The solution was simple—add a proper reset function:
function resetProgress() {
localStorage.removeItem('connections_game_data');
location.reload();
}
Now players (and me) can wipe progress cleanly from the console if needed. More importantly, I adjusted the load logic to merge saved data carefully, ensuring the completedPuzzles structure always initialises correctly even if localStorage is partially corrupted or outdated.
Lessons from Today
1. User flow matters more than you think
The difference between "return to menu" and "continue to next puzzle" is subtle on paper, but massive in practice. One feels like work, the other feels like play.
2. Debug early, debug often
Those console.log statements saved me hours. I knew exactly when the completion check ran and what values it saw. Once the behaviour was correct, I stripped the logs out for a clean production build.
3. In-game UI beats system dialogs every time
The custom modal took 30 extra minutes to build, but the result is 10x more polished. Small details—the icon animation, the gradient button, the fireworks—add up to a cohesive experience.

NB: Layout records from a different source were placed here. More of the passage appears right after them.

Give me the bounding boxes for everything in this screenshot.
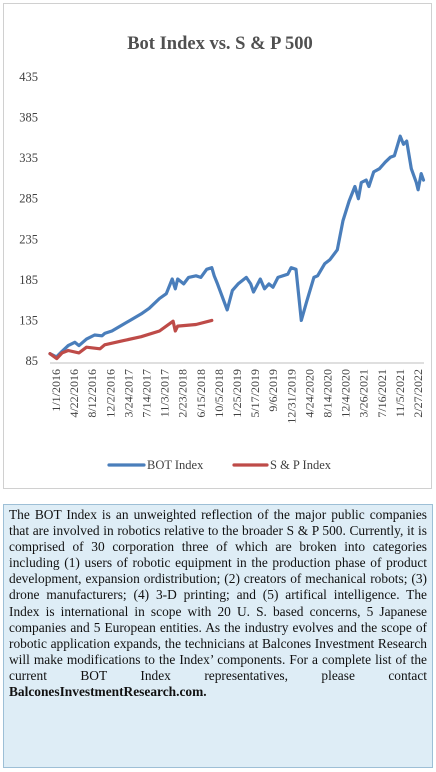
x-tick-label: 3/26/2021 [357, 369, 371, 418]
x-tick-label: 12/4/2020 [339, 369, 353, 418]
legend-label: S & P Index [270, 458, 332, 472]
legend-label: BOT Index [147, 458, 204, 472]
y-tick-label: 335 [19, 151, 38, 165]
series-line-bot-index [48, 134, 426, 359]
x-tick-label: 10/5/2018 [212, 369, 226, 418]
x-tick-label: 2/23/2018 [176, 369, 190, 418]
y-tick-label: 285 [19, 192, 38, 206]
x-tick-label: 1/25/2019 [230, 369, 244, 418]
y-tick-label: 135 [19, 313, 38, 327]
x-tick-label: 2/27/2022 [411, 369, 425, 418]
x-tick-label: 6/15/2018 [194, 369, 208, 418]
legend: BOT Index S & P Index [107, 458, 332, 472]
x-tick-label: 8/12/2016 [85, 369, 99, 418]
y-tick-label: 235 [19, 232, 38, 246]
x-tick-label: 7/14/2017 [140, 369, 154, 418]
y-tick-label: 385 [19, 111, 38, 125]
y-tick-label: 85 [26, 354, 39, 368]
x-tick-label: 4/22/2016 [67, 369, 81, 418]
contact-link-text: BalconesInvestmentResearch.com. [9, 684, 207, 700]
x-tick-label: 12/2/2016 [103, 369, 117, 418]
x-tick-label: 4/24/2020 [302, 369, 316, 418]
x-tick-label: 12/31/2019 [284, 369, 298, 424]
x-tick-label: 8/14/2020 [321, 369, 335, 418]
description-text: The BOT Index is an unweighted reflectio… [9, 507, 427, 683]
series-layer [48, 134, 426, 361]
x-tick-label: 1/1/2016 [49, 369, 63, 412]
x-tick-label: 7/16/2021 [375, 369, 389, 418]
chart-panel: Bot Index vs. S & P 500 85 135 185 235 285 33… [3, 3, 432, 489]
x-tick-label: 5/17/2019 [248, 369, 262, 418]
chart-title: Bot Index vs. S & P 500 [127, 34, 313, 54]
y-tick-label: 435 [19, 70, 38, 84]
x-tick-label: 9/6/2019 [266, 369, 280, 412]
y-axis: 85 135 185 235 285 335 385 435 [19, 70, 38, 368]
bot-vs-sp500-chart: Bot Index vs. S & P 500 85 135 185 235 285 33… [19, 34, 426, 472]
y-tick-label: 185 [19, 273, 38, 287]
x-tick-label: 3/24/2017 [121, 369, 135, 418]
x-tick-label: 11/5/2021 [393, 369, 407, 417]
description-panel: The BOT Index is an unweighted reflectio… [3, 504, 433, 768]
series-line-sp-index [48, 318, 214, 361]
x-axis: 1/1/2016 4/22/2016 8/12/2016 12/2/2016 3/24/… [49, 362, 425, 424]
x-tick-label: 11/3/2017 [158, 369, 172, 417]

4. Content expansion is deceptively hard
Adding "just one more puzzle" per difficulty sounds easy until you sit down to design twelve unique word groups that are interesting, fair, and well-balanced. I spent more time on puzzle content than on the progress code itself.
What's Next
The progression system is solid now. Next up: I'm planning to add sound effects for key moments (finishing a puzzle, unlocking the next difficulty) and maybe experiment with a "daily challenge" mode that rotates through community-submitted puzzles. But for now, the core experience is finally where I wanted it from day one—smooth, rewarding, and worth coming back to.
Can't wait to see how players respond once this build goes live.